We spent yesterday morning in the cemetery. There is one very
elaborate, small mausoleum built by a German scientist, 60, who came
here two years ago and fell in love with a Cuban girl, 18. She died, of
consumption, and he built an airplane for her out on a pier– she had
always wanted to fly and never had, so he planned to take her body for
a flight, but the plane would never take off.”
Bishop’s Key
West letters are rich and strange and full of detail, and it’s too bad
there aren’t more of them here. For the Key Wester walking past her
still-disheveled house on White St. looking
at the sky and trees, they give the impression that you are seeing what she saw from where she saw
it. Along with the drafts and fragments from Edgar Allan Poe & The Juke-Box,
they complete a picture of Bishop, whose impact, like any artist’s, may
be measured in the terms of just how it was that she was human. Not
just her what she had to say, but how it was she came to say it.
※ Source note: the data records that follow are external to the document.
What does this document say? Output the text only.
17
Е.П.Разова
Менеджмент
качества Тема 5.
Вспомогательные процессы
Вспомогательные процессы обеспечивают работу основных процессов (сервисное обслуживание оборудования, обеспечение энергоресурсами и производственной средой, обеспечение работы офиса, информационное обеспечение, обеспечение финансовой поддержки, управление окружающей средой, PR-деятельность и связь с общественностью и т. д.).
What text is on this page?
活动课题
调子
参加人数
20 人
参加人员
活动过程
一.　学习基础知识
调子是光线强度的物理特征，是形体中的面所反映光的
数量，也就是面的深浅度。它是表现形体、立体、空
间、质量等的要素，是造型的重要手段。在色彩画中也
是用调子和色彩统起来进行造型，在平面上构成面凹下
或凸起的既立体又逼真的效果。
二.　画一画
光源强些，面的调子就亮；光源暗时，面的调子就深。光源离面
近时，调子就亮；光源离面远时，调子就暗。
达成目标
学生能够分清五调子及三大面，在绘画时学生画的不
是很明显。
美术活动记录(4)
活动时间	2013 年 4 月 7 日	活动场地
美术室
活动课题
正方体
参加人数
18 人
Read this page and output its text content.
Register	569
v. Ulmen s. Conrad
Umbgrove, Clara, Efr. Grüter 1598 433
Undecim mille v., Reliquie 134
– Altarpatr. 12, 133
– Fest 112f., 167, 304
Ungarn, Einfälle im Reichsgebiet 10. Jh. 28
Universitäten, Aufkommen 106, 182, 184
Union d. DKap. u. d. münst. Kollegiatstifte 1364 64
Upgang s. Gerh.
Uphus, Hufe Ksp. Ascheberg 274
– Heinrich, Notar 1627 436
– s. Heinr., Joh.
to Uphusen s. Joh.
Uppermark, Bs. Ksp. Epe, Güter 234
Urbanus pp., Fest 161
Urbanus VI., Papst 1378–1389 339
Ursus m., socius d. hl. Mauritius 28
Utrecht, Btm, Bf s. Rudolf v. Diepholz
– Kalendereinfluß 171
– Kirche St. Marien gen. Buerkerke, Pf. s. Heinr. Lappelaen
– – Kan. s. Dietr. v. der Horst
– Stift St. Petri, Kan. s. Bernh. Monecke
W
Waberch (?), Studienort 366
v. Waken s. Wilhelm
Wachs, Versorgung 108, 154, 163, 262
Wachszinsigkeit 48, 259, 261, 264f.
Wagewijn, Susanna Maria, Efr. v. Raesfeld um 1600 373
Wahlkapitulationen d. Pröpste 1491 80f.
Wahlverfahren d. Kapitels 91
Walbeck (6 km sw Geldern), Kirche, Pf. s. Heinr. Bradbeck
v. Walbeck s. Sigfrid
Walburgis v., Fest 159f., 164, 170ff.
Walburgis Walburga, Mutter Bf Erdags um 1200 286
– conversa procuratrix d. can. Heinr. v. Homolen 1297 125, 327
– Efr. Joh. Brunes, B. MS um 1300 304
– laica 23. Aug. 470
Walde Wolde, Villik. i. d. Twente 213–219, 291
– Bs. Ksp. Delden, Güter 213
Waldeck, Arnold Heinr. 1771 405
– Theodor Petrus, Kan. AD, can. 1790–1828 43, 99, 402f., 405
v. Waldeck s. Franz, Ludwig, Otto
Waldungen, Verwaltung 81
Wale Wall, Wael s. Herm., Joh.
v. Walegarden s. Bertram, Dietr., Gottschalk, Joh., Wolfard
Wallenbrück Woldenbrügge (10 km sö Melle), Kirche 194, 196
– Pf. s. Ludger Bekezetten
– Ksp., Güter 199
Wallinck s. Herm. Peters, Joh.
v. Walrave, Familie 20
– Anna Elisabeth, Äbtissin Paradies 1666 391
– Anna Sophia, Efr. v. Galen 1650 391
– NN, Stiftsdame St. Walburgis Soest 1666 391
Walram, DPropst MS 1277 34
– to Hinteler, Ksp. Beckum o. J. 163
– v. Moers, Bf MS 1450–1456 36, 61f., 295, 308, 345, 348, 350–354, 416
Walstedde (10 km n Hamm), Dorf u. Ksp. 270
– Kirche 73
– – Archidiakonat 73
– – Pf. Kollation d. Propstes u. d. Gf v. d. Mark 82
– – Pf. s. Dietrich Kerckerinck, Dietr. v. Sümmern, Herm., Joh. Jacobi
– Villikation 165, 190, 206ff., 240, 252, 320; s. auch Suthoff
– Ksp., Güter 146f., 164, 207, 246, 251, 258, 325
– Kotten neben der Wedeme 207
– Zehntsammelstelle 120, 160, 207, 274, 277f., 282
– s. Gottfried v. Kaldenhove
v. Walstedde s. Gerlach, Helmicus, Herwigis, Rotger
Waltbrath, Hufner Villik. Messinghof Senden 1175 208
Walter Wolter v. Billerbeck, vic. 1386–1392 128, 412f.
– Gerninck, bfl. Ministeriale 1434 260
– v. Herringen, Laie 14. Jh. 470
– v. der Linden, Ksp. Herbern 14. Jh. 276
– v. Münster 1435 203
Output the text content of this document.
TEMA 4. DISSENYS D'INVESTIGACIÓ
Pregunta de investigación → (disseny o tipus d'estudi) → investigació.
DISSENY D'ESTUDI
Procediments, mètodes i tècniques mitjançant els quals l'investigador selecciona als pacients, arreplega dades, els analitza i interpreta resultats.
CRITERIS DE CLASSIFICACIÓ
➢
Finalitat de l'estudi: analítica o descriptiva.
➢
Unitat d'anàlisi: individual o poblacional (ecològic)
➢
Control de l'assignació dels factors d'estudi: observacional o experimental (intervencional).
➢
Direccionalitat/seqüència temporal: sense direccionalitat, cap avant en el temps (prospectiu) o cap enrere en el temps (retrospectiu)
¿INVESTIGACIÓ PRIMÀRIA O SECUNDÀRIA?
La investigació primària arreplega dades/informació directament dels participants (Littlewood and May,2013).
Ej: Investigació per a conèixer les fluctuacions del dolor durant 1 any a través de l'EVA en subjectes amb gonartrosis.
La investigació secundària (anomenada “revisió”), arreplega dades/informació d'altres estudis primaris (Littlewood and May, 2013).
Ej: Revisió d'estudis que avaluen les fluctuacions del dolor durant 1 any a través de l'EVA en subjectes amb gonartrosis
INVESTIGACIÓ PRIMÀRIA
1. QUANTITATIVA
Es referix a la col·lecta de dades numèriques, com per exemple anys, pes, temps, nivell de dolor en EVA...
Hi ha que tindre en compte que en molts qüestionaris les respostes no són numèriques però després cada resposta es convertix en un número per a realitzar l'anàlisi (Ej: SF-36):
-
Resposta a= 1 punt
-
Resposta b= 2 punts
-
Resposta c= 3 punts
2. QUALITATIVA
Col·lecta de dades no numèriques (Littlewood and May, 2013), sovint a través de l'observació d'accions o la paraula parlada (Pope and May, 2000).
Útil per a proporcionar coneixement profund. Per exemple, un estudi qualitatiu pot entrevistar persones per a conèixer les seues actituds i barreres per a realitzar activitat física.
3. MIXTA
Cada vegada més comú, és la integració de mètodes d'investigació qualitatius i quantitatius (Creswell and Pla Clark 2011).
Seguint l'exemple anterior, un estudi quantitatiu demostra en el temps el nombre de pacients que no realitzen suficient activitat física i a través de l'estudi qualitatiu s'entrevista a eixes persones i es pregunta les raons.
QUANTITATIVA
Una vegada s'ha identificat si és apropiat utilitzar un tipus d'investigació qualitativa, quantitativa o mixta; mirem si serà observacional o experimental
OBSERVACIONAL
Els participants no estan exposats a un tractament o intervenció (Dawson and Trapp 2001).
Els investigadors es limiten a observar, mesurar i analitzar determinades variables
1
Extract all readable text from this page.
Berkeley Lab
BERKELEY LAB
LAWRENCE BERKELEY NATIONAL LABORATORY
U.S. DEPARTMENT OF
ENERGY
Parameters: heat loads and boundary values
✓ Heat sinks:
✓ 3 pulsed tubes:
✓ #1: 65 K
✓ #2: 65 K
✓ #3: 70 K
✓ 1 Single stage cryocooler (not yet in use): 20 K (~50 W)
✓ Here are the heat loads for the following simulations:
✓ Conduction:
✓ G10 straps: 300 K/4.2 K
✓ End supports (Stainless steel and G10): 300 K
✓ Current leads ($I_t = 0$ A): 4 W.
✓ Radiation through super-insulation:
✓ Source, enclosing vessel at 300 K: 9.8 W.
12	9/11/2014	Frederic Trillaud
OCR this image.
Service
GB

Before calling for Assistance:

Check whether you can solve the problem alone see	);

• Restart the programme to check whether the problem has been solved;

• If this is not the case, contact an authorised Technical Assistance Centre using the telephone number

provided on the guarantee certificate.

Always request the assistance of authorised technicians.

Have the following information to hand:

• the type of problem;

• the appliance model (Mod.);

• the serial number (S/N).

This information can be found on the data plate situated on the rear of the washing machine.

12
I almost agree with the urge of some critics to
dismiss Bishop’s fragments. I find her a particularly welcome major
writer because her life-long brevity makes her work appear
tantalizingly comprehensible. And yet she remains just out of reach,
as poetry should be. This book, bringing together all the published
poems and most of the unpublished, along with all the prose, some
letters, a chronology and notes, fools me again into thinking I can
figure Bishop out. It seems like all the clues are there. I just need
to work a little harder. If it’s thousand-page depth flies in the face
of Bishop’s reticence, at least it is easier to keep all of Elizabeth
near.
In 1993, the Key West Literary Seminar devoted its
entire event to the poetry of Elizabeth Bishop. Recordings, including
Octavio Paz’s keynote address, have recently been discovered, and will
be made available online in the near future.